If you walk around the park on a summer weekend, however, it seems as if the world decided to stay after the fair left town. Teenagers dressed in the national colors of their native South American countries play a spirited game of soccer, while on an adjacent field, Bengali men in spotless uniforms engage in a cricket match. Korean and Chinese families from nearby Flushing wander the pathways as their children pedal their tricycles, and women dressed in colorful saris push baby carriages past vendors selling empanadas, carne asada, and chorizo con papas.
Central Park is New York's most famous parkland, but Flushing Meadows offers a more authentic slice of the Big Apple. While Central Park is the backyard for the city's ultra-rich and famous, Flushing Meadows is New York's grittier commons. No celebrity-gawking tourists, Bugaboo strollers, and hansom cabs here. Instead, you'll find working-class Queens residents from the borough's diverse ethnic neighborhoods, a small-scale version of the melting pot that has defined the city for centuries.
Planes on their approach into LaGuardia Airport occasionally roar overhead, smoke from family barbecues wafts through the air, and the boisterous shouts and cheers of crowds watching soccer games routinely pierce the air.

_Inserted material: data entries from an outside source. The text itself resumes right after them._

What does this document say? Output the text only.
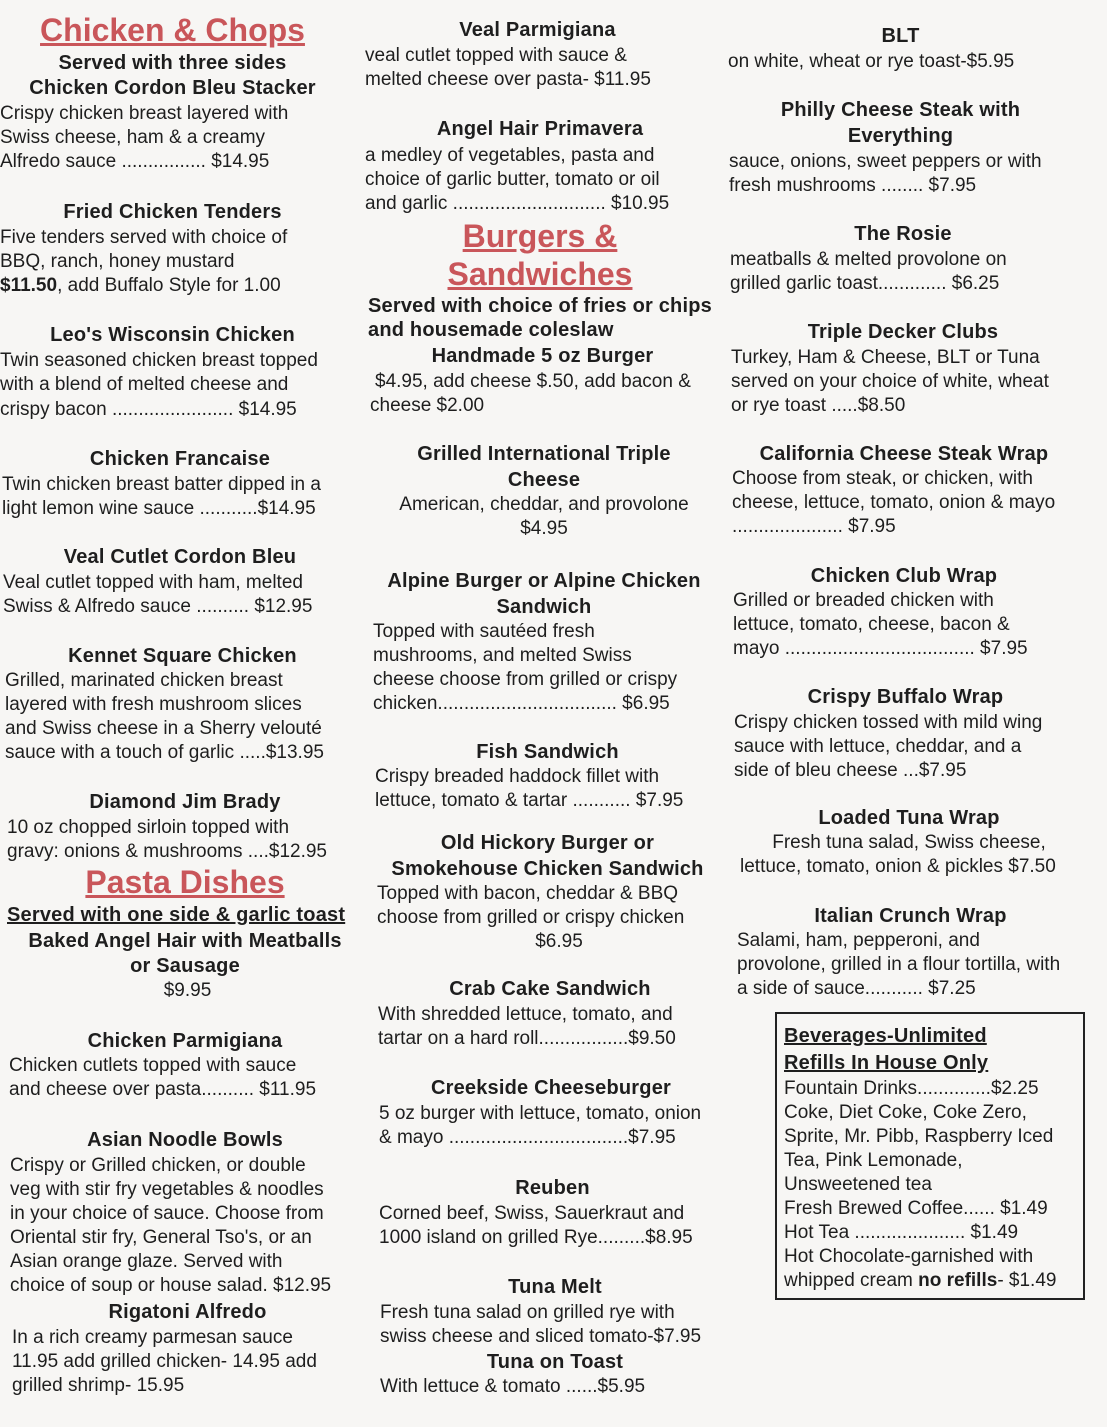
Chicken & Chops
Served with three sides
Chicken Cordon Bleu Stacker
Crispy chicken breast layered with
Swiss cheese, ham & a creamy
Alfredo sauce ................ $14.95
Fried Chicken Tenders
Five tenders served with choice of
BBQ, ranch, honey mustard
$11.50, add Buffalo Style for 1.00
Leo's Wisconsin Chicken
Twin seasoned chicken breast topped
with a blend of melted cheese and
crispy bacon ....................... $14.95
Chicken Francaise
Twin chicken breast batter dipped in a
light lemon wine sauce ...........$14.95
Veal Cutlet Cordon Bleu
Veal cutlet topped with ham, melted
Swiss & Alfredo sauce .......... $12.95
Kennet Square Chicken
Grilled, marinated chicken breast
layered with fresh mushroom slices
and Swiss cheese in a Sherry velouté
sauce with a touch of garlic .....$13.95
Diamond Jim Brady
10 oz chopped sirloin topped with
gravy: onions & mushrooms ....$12.95
Pasta Dishes
Served with one side & garlic toast
Baked Angel Hair with Meatballs
or Sausage
$9.95
Chicken Parmigiana
Chicken cutlets topped with sauce
and cheese over pasta.......... $11.95
Asian Noodle Bowls
Crispy or Grilled chicken, or double
veg with stir fry vegetables & noodles
in your choice of sauce. Choose from
Oriental stir fry, General Tso's, or an
Asian orange glaze. Served with
choice of soup or house salad. $12.95
Rigatoni Alfredo
In a rich creamy parmesan sauce
11.95 add grilled chicken- 14.95 add
grilled shrimp- 15.95
Veal Parmigiana
veal cutlet topped with sauce &
melted cheese over pasta- $11.95
Angel Hair Primavera
a medley of vegetables, pasta and
choice of garlic butter, tomato or oil
and garlic ............................. $10.95
Burgers &
Sandwiches
Served with choice of fries or chips
and housemade coleslaw
Handmade 5 oz Burger
$4.95, add cheese $.50, add bacon &
cheese $2.00
Grilled International Triple
Cheese
American, cheddar, and provolone
$4.95
Alpine Burger or Alpine Chicken
Sandwich
Topped with sautéed fresh
mushrooms, and melted Swiss
cheese choose from grilled or crispy
chicken.................................. $6.95
Fish Sandwich
Crispy breaded haddock fillet with
lettuce, tomato & tartar ........... $7.95
Old Hickory Burger or
Smokehouse Chicken Sandwich
Topped with bacon, cheddar & BBQ
choose from grilled or crispy chicken
$6.95
Crab Cake Sandwich
With shredded lettuce, tomato, and
tartar on a hard roll.................$9.50
Creekside Cheeseburger
5 oz burger with lettuce, tomato, onion
& mayo ..................................$7.95
Reuben
Corned beef, Swiss, Sauerkraut and
1000 island on grilled Rye.........$8.95
Tuna Melt
Fresh tuna salad on grilled rye with
swiss cheese and sliced tomato-$7.95
Tuna on Toast
With lettuce & tomato ......$5.95
BLT
on white, wheat or rye toast-$5.95
Philly Cheese Steak with
Everything
sauce, onions, sweet peppers or with
fresh mushrooms ........ $7.95
The Rosie
meatballs & melted provolone on
grilled garlic toast............. $6.25
Triple Decker Clubs
Turkey, Ham & Cheese, BLT or Tuna
served on your choice of white, wheat
or rye toast .....$8.50
California Cheese Steak Wrap
Choose from steak, or chicken, with
cheese, lettuce, tomato, onion & mayo
..................... $7.95
Chicken Club Wrap
Grilled or breaded chicken with
lettuce, tomato, cheese, bacon &
mayo .................................... $7.95
Crispy Buffalo Wrap
Crispy chicken tossed with mild wing
sauce with lettuce, cheddar, and a
side of bleu cheese ...$7.95
Loaded Tuna Wrap
Fresh tuna salad, Swiss cheese,
lettuce, tomato, onion & pickles $7.50
Italian Crunch Wrap
Salami, ham, pepperoni, and
provolone, grilled in a flour tortilla, with
a side of sauce........... $7.25
Beverages-Unlimited
Refills In House Only
Fountain Drinks..............$2.25
Coke, Diet Coke, Coke Zero,
Sprite, Mr. Pibb, Raspberry Iced
Tea, Pink Lemonade,
Unsweetened tea
Fresh Brewed Coffee...... $1.49
Hot Tea ..................... $1.49
Hot Chocolate-garnished with
whipped cream no refills- $1.49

The energy of the city permeates Flushing Meadows, but that's part of its appeal. It is a park meant to be used. It's a well-trod recreational playground, where trees are as apt to be used as soccer goalposts and volleyball net poles as they are shady respites from the summer sun. Plus, the park is home to cultural institutions such as a zoo, botanical garden, theater, and museums that rival those in the rest of the city.